I have seen a lot of people say that about the Epson V700 & V750.
Here is a scan of a 4x5 taken at f/50.8 (well, as close to that as I could get). A 2-3x enlargement would produce a print only 12x15 inches -- that is really not any better than what I get out of my Olympus E-3. I took a similar picture with my E-3 just before taking that picture (it is how I meter), and I just upscaled the E3 picture to match the diagonal of the 4x5. The results are something I'd rather not subject the world to. While I am impressed with how much detail the E-3 captured, when upscaled to the same size as my 3200 dpi scan of the 4x5, it just falls apart. It is of course incredibly noisy, so I didn't bother sharpening it (I really do think that sharpening is for the most part just a trade-off between noise and sharpness. You can get more crispness, but at the expense of more apparent noise; no matter what you do, you aren't getting more information out of your picture, just a matter of preference for how you want to display it). The E3 holds up best in the "rough" texture areas, like the wooden banister, where the noise isn't as big of an issue because there is less smoothness. Even looking at the upres'ed E3 image at 50%, it still doesn't have the same appeal as the LF image at 100% (thus, I conclude that a full-frame 35mm sensor-size digital camera with 2x the diagonal and 4x the area would fare only a little better in upscaling to compare to a 4x5).

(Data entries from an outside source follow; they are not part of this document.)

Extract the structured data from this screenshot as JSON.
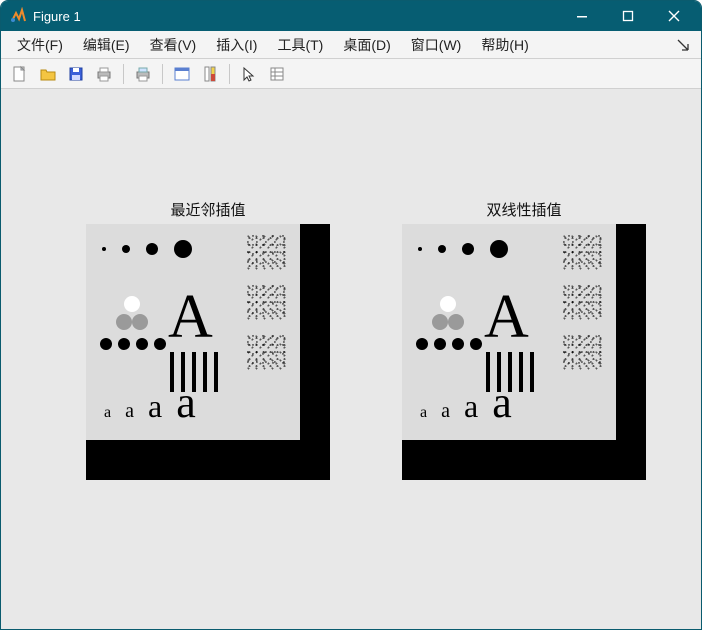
{
  "window": {
    "title": "Figure 1"
  },
  "menu": {
    "file": "文件(F)",
    "edit": "编辑(E)",
    "view": "查看(V)",
    "insert": "插入(I)",
    "tools": "工具(T)",
    "desktop": "桌面(D)",
    "window": "窗口(W)",
    "help": "帮助(H)"
  },
  "toolbar_icons": {
    "new": "new-file-icon",
    "open": "open-folder-icon",
    "save": "save-icon",
    "print": "print-icon",
    "pagesetup": "page-setup-icon",
    "datacursor": "app-window-icon",
    "colorbar": "colorbar-icon",
    "pointer": "pointer-icon",
    "property": "property-inspector-icon"
  },
  "subplots": {
    "left_title": "最近邻插值",
    "right_title": "双线性插值",
    "glyph_row": [
      "a",
      "a",
      "a",
      "a"
    ]
  }
}
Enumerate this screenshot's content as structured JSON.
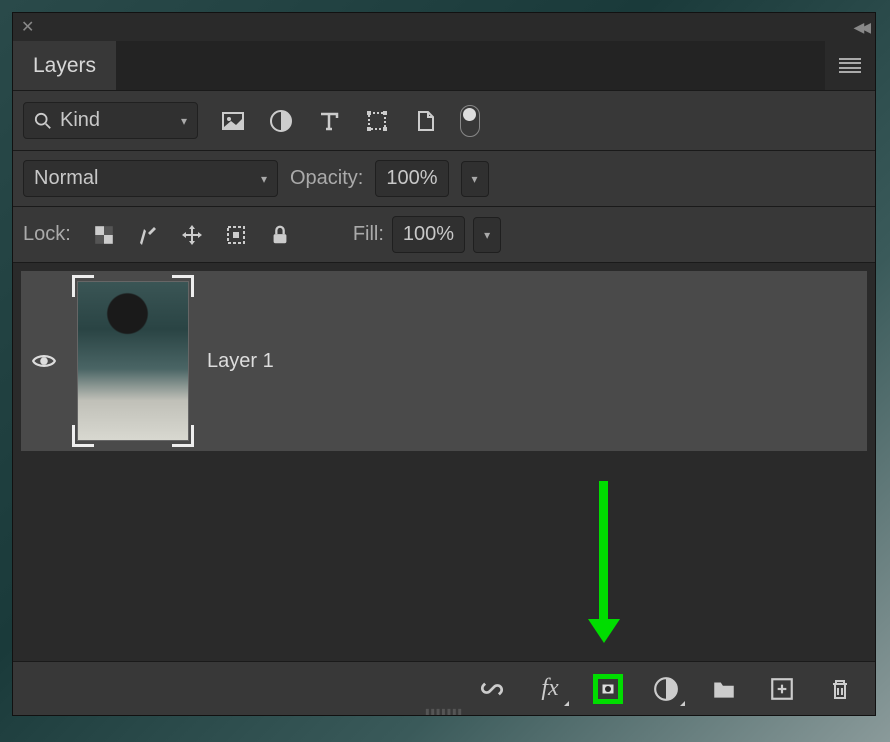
{
  "tab": {
    "label": "Layers"
  },
  "filter": {
    "kind_label": "Kind"
  },
  "blend": {
    "mode": "Normal",
    "opacity_label": "Opacity:",
    "opacity_value": "100%"
  },
  "lock": {
    "label": "Lock:",
    "fill_label": "Fill:",
    "fill_value": "100%"
  },
  "layers": [
    {
      "name": "Layer 1",
      "visible": true
    }
  ]
}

The waterfall section on the 4x5 is displaying pretty clear reflections of tree background behind me when I took the photo. In my opinion, that is just stunning.

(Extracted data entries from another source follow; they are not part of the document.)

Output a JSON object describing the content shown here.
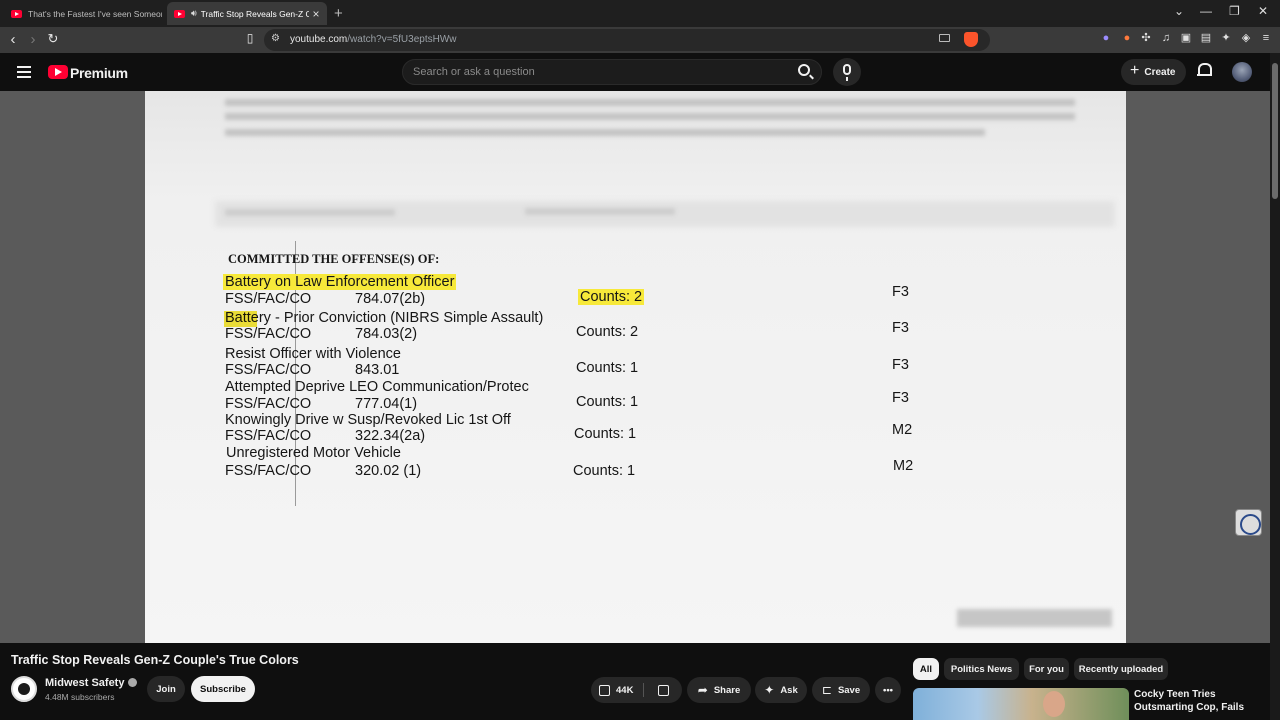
{
  "browser": {
    "tabs": [
      {
        "title": "That's the Fastest I've seen Someone",
        "active": false
      },
      {
        "title": "Traffic Stop Reveals Gen-Z Co",
        "active": true
      }
    ],
    "url_host": "youtube.com",
    "url_path": "/watch?v=5fU3eptsHWw"
  },
  "youtube": {
    "brand": "Premium",
    "search_placeholder": "Search or ask a question",
    "create_label": "Create"
  },
  "document": {
    "heading": "COMMITTED THE OFFENSE(S) OF:",
    "charges": [
      {
        "offense": "Battery on Law Enforcement Officer",
        "code_label": "FSS/FAC/CO",
        "statute": "784.07(2b)",
        "counts": "Counts: 2",
        "degree": "F3"
      },
      {
        "offense": "Battery - Prior Conviction (NIBRS Simple Assault)",
        "code_label": "FSS/FAC/CO",
        "statute": "784.03(2)",
        "counts": "Counts: 2",
        "degree": "F3"
      },
      {
        "offense": "Resist Officer with Violence",
        "code_label": "FSS/FAC/CO",
        "statute": "843.01",
        "counts": "Counts: 1",
        "degree": "F3"
      },
      {
        "offense": "Attempted Deprive LEO Communication/Protec",
        "code_label": "FSS/FAC/CO",
        "statute": "777.04(1)",
        "counts": "Counts: 1",
        "degree": "F3"
      },
      {
        "offense": "Knowingly Drive w Susp/Revoked Lic 1st Off",
        "code_label": "FSS/FAC/CO",
        "statute": "322.34(2a)",
        "counts": "Counts: 1",
        "degree": "M2"
      },
      {
        "offense": "Unregistered Motor Vehicle",
        "code_label": "FSS/FAC/CO",
        "statute": "320.02 (1)",
        "counts": "Counts: 1",
        "degree": "M2"
      }
    ],
    "highlight_color": "#f7e93a"
  },
  "video": {
    "title": "Traffic Stop Reveals Gen-Z Couple's True Colors",
    "channel": "Midwest Safety",
    "subscribers": "4.48M subscribers",
    "join_label": "Join",
    "subscribe_label": "Subscribe",
    "likes": "44K",
    "share_label": "Share",
    "ask_label": "Ask",
    "save_label": "Save"
  },
  "sidebar": {
    "chips": [
      "All",
      "Politics News",
      "For you",
      "Recently uploaded"
    ],
    "active_chip": "All",
    "recommendation_title": "Cocky Teen Tries Outsmarting Cop, Fails"
  },
  "colors": {
    "youtube_red": "#ff0033",
    "background": "#0f0f0f"
  }
}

Anyways, the point of all this rambling is that I'd still gladly print out this same picture from my 10 megapixel Olympus E-3 at 12x9 or 13x10 (I have printed out pictures from it at those sizes). So I'd definitely be willing to print the images from my 4x5 scanned with the Epson V700 at much larger than 13x10. Maybe I'm just not nearly as picky as many here, but I think my 4x5's scanned at 3200 dpi would make good prints at even 40x50! Are they going to appear as bitingly sharp as prints at that size made from Lenny Eigar's drum scans -- absolutely not. But it will blow anything any digital camera under $20,000 could produce out of the water, imo. And people are printing from digital cameras at 20x16.
This reminds me, I have read online somewhere the V700 and V750 can resolve down to the level of film grain. I even saw an example from some old B&W film. I can't find that review. But it doesn't
seem to hold up here. It looks like the dedicated scanner is resolving about an order of magnitude higher (I'd say 4x?). In any event, maybe the V700 or V750 resolve grain when there is larger film grain?
PS: I haven't messed around with adjusting the height
yet nor with wet-mounting (I will never do wet-mounting for use with my scanner, too messy, residue, etc; for a transparency that I really think is great, I'll just send it to Lenny). I just flipped the transparency to be emulsion up vs. emulsion down (I found down was slightly better). I scan at 6400 dpi, then have the scanning software downsample it to 3200 dpi, use aliasing, and have the scanner do 3 passes for noise reduction, as well as the option for another pass to capture more shadow detail.